Das Wesen der Befangenheit besteht in der Hemmung einer unparteiischen Entscheidung durch unsachliche psychologische Motive (Mayr in Rechberger ZPO3 § 19 JN Rz 4). Daraus folgt, dass immer nur ganz bestimmte Richter, nicht aber pauschal ein ganzer Senat oder das ganze Gericht als Institution abgelehnt werden können. Die unsubstantiierte pauschale Ablehnung aller Richter eines Gerichtshofs ist unzulässig (RIS-Justiz RS0046005; RS0045983; 1 Ob 209/09f).
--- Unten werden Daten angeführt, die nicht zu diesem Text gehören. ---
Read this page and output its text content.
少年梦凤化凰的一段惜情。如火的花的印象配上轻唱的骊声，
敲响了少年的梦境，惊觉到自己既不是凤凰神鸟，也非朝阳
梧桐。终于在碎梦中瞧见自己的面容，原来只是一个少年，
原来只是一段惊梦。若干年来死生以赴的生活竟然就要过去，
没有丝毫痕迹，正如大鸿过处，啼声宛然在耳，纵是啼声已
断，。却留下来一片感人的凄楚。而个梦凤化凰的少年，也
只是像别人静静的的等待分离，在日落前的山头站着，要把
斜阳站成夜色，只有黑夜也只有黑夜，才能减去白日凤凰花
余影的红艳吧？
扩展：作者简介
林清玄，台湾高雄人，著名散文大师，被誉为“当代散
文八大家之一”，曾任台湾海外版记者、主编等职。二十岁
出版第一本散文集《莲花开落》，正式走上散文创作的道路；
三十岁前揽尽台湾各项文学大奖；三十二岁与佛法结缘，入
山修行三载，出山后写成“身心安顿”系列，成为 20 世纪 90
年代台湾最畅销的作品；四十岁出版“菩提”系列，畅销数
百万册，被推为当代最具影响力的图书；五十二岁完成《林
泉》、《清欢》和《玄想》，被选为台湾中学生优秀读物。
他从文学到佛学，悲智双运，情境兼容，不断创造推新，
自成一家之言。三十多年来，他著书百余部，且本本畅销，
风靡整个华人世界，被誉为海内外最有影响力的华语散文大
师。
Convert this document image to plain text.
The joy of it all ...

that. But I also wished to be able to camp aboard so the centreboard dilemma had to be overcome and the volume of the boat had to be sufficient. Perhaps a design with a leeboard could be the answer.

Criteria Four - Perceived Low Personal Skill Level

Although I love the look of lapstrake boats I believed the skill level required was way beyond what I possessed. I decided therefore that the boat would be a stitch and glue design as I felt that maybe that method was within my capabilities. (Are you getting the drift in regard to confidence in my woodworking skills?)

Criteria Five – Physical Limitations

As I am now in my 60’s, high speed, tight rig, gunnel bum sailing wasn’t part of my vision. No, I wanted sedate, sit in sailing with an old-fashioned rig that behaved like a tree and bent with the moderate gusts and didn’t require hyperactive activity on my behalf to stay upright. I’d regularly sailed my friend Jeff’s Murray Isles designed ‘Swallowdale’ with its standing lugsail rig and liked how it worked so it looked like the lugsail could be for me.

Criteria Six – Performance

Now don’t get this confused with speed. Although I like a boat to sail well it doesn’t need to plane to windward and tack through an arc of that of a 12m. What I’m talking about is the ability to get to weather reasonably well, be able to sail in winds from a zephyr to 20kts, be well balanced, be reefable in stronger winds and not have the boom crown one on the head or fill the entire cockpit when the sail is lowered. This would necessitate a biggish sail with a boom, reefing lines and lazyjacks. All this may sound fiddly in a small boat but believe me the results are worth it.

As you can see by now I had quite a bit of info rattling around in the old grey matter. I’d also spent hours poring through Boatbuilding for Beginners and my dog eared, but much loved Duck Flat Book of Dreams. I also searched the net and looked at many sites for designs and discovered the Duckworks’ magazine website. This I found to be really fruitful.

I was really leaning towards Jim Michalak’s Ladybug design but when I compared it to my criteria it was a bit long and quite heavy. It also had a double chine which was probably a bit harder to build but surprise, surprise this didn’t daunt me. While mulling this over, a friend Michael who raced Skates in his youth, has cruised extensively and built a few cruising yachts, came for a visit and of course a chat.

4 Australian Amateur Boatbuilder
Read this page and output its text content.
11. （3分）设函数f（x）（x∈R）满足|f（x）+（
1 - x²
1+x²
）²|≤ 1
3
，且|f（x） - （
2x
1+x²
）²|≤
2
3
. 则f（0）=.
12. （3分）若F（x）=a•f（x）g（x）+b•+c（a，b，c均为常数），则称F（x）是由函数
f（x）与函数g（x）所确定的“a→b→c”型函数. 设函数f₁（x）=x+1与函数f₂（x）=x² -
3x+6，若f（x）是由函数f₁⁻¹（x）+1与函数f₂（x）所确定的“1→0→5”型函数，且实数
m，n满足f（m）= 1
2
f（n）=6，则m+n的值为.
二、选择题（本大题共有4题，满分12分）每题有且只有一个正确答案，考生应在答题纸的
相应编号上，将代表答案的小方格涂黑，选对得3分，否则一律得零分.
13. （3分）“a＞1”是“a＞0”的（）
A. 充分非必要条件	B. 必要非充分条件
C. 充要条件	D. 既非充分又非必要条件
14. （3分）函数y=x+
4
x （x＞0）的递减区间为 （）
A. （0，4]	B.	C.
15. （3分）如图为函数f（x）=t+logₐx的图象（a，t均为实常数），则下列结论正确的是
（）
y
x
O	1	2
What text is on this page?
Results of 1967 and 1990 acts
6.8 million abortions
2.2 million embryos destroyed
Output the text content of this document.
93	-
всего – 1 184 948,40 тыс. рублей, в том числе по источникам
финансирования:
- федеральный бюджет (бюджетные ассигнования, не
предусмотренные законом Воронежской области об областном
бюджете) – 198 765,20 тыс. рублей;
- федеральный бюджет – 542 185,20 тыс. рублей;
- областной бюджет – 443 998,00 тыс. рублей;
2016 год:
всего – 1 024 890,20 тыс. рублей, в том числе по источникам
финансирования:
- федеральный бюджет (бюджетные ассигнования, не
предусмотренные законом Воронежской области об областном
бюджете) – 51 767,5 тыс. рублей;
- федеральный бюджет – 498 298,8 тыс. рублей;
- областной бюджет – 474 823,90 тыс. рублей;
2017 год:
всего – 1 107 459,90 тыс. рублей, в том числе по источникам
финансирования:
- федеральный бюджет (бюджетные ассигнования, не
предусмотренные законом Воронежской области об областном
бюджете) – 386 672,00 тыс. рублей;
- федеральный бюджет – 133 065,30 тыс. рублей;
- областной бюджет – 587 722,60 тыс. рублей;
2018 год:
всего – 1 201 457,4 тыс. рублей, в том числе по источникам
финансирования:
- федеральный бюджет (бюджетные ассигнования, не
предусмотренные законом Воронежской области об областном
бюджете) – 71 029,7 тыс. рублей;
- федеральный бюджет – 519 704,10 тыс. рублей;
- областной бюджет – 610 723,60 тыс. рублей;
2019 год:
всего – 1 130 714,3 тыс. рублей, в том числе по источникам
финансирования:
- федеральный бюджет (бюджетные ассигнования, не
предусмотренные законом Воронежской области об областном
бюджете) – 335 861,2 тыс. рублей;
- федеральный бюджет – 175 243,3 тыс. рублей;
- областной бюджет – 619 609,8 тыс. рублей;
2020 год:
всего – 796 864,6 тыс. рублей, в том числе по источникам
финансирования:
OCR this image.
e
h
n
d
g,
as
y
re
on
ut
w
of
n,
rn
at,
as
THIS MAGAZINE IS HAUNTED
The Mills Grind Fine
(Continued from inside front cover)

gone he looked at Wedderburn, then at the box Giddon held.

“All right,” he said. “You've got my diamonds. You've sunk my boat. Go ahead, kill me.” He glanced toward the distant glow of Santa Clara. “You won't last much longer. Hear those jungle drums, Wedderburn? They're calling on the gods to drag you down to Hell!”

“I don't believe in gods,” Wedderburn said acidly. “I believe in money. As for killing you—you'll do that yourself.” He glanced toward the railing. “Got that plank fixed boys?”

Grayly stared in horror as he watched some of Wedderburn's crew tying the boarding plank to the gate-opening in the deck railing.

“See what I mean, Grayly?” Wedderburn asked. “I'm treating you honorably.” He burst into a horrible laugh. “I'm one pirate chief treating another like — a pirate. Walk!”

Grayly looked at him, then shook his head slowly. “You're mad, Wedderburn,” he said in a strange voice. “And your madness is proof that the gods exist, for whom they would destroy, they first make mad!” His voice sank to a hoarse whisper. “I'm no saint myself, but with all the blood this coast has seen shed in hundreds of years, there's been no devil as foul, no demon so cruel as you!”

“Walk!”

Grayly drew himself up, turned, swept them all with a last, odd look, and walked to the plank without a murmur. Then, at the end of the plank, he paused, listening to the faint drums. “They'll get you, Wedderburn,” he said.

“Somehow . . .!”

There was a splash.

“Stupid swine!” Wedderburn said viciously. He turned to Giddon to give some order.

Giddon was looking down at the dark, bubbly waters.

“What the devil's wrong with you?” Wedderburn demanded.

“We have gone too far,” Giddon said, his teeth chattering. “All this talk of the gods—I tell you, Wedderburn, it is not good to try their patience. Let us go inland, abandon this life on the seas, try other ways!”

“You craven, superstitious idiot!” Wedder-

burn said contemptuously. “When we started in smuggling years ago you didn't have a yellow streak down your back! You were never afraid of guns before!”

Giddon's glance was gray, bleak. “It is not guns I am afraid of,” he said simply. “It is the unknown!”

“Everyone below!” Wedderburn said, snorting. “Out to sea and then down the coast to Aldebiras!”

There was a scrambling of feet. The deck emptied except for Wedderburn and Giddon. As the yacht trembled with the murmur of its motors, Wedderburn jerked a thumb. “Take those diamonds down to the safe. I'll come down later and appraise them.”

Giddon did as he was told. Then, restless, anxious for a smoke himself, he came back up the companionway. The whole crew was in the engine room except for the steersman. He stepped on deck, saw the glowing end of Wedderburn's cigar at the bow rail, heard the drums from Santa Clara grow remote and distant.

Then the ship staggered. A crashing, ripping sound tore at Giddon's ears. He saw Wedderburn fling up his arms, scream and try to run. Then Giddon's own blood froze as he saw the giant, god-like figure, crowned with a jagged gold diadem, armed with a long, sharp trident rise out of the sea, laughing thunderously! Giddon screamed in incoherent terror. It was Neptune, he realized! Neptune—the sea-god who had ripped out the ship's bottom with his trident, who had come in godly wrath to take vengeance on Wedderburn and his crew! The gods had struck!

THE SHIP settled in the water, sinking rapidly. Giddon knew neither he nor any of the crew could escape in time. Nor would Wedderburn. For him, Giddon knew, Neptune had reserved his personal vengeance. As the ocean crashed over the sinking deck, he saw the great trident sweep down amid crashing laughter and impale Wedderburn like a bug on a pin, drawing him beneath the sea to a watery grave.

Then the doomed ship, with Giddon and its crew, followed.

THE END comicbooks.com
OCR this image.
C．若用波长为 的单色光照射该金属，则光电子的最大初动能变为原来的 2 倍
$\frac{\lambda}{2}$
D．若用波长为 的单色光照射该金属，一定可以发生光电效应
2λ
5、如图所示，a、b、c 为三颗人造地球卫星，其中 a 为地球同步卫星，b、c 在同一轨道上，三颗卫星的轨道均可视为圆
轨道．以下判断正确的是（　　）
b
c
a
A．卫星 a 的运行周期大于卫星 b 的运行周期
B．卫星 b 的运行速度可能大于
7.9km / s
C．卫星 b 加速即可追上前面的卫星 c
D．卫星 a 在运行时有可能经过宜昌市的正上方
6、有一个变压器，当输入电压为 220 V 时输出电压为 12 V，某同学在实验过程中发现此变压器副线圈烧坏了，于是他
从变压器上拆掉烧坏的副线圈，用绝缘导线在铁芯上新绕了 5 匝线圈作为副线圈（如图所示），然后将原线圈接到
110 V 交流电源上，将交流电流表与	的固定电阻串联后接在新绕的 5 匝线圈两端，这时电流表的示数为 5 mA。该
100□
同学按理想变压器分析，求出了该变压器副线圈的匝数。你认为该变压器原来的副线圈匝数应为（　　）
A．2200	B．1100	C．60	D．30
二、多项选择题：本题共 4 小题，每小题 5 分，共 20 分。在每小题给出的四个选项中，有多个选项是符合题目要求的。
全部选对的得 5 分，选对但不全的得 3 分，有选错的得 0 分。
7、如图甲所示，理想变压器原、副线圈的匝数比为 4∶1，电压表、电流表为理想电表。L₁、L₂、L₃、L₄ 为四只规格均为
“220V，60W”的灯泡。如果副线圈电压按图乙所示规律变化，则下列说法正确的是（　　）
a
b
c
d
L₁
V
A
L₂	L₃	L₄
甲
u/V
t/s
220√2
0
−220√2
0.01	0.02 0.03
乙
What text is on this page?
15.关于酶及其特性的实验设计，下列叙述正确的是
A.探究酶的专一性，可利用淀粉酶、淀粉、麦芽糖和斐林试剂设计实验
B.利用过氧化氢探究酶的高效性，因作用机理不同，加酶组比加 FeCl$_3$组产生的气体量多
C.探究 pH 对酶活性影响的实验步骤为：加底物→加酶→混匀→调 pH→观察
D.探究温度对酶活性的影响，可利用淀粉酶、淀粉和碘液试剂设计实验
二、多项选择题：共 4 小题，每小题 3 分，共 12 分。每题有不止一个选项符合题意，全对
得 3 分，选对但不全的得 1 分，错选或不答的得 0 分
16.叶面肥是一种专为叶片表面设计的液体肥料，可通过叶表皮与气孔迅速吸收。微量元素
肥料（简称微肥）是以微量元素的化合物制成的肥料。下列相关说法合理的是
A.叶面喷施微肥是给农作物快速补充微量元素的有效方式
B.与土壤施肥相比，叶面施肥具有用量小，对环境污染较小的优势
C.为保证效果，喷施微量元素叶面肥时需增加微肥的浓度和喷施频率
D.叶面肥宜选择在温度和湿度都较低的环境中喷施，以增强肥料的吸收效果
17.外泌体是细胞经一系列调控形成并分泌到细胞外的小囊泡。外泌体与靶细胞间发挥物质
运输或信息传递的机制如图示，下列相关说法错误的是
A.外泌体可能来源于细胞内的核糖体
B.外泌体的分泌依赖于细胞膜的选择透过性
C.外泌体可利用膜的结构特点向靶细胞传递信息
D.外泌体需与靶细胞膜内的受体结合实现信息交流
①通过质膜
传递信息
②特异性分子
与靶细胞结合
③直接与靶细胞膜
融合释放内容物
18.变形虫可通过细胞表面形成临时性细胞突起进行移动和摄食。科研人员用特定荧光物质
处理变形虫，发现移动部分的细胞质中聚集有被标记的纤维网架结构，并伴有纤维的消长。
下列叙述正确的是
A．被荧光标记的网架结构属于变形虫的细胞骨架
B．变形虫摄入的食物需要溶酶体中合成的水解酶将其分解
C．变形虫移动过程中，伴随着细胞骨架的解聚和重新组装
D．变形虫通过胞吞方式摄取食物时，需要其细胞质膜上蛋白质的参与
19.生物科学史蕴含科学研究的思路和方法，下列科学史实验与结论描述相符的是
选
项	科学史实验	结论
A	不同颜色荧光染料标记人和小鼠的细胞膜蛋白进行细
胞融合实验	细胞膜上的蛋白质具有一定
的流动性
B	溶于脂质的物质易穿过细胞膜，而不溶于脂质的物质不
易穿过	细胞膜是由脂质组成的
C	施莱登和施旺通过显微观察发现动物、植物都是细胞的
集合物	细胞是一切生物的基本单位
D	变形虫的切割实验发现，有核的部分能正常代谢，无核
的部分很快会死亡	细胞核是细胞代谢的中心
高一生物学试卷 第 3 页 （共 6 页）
Weder der Ablehnungsantrag noch die Rekursausführungen im vorgelegten Rechtsmittel enthalten ein Tatsachensubstrat, das die Befangenheit oder auch nur den Anschein einer Voreingenommenheit eines bestimmten Richters erkennen ließe. Die Ausführungen des Rekurswerbers zur Frage, ob für ihn ein Sachwalter zu bestellen sein wird, haben ebenso wenig wie sein Hinweis, er neige nicht zu strafbaren Handlungen, einen Bezug zu der behaupteten Befangenheit von Richtern des Oberlandesgerichts Graz. Die Zurückweisung des Ablehnungsantrags erweist sich damit als berechtigt - pauschale (und wie hier gehäuft wiederholte, sohin geradezu rechtsmissbräuchliche) Ablehnungen müssen nicht zum Gegenstand der Entscheidung der zuständigen Gremien gemacht werden (8 Ob 3/95; Danzl Geo4 § 183 Anm 24 lit c mwN), sodass dem Rekurs ein Erfolg zu versagen ist (so auch 7 Ob 244/10y denselben Rechtsmittelwerber betreffend).